Groupon’s growth to this point has been remarkable. In 2009, it had revenues of $30.47 million; in 2010, it had revenues of $713.4 million; and in the first quarter of 2011, it has already had revenues of $644.7 million, almost as much as it made over the course of all of last year. As of 1Q 2011, Groupon has 56,781 merchants, as compared to 212 in 2Q 2009.
Yet the company has yet to make a profit. Spend a billion dollars to buy $700 million and your revenues may look impressive, but your profits, well, not so much at all; in fact, Groupon essentially did this and then some in 2010, showing losses of $389.6 million. In the first quarter of this year, it has lost $102.7 million.

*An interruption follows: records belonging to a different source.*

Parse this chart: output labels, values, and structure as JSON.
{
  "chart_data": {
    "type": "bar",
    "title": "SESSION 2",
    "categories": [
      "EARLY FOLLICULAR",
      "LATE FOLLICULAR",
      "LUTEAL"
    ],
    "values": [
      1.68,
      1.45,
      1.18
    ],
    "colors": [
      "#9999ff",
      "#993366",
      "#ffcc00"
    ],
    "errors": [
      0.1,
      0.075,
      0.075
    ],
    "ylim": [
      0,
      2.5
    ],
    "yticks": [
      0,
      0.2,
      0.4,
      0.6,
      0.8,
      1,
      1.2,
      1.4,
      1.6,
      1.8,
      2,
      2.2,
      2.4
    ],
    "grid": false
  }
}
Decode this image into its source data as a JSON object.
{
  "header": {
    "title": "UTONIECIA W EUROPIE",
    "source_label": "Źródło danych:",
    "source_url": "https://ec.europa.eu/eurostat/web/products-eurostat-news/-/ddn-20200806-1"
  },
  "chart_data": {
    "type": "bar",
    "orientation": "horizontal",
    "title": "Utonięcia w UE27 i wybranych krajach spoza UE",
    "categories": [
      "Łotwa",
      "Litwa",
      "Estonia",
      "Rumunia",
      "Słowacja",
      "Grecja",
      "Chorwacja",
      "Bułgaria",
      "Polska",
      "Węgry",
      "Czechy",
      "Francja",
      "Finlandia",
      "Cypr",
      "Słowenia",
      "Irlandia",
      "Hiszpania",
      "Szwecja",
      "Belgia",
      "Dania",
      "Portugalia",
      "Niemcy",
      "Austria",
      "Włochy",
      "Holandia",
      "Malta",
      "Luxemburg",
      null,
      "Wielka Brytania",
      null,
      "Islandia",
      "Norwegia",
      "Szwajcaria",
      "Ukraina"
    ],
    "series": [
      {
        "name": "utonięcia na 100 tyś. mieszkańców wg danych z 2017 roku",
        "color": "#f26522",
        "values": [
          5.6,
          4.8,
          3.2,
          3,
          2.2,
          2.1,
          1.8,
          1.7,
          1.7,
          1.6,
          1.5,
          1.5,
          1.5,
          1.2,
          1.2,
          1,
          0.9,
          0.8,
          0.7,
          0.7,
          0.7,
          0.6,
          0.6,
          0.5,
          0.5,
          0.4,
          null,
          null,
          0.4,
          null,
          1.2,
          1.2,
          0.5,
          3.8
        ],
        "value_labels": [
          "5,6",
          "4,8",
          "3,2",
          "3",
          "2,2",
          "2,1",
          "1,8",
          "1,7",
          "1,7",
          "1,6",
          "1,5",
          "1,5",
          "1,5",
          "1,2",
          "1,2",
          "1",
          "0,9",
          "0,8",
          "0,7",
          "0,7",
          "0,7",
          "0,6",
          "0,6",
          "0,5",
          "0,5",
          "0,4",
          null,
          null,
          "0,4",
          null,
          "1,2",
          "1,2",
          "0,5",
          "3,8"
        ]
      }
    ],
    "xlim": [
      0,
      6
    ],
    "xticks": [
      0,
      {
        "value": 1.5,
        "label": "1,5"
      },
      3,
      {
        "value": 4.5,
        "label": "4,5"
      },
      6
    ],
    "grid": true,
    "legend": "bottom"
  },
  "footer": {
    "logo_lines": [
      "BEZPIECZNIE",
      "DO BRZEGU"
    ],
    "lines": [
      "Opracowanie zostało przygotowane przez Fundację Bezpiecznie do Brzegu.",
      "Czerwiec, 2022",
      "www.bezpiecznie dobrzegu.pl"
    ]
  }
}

Groupon’s true believers are counting on the company’s extremely aggressive sales and marketing bearing more fruit than they eat up in the future, and if it succeeds in its ambition of becoming the go-to e-commerce site for consumers who are hungry or bored, then it will have quite a Buffettesque moat. But as Michael Arrington recently pointed out, the 2000 bubble and subsequent burst were typified by “Everything [being] valued at a multiple of revenue. It didn’t really matter how unprofitable you were.” On the flip side, it took Amazon.com years to turn its first profit, and it’s a pillar of the industry now. It’s too early to say which path Groupon will follow, but this time around, a lot of people will certainly be monitoring its progress.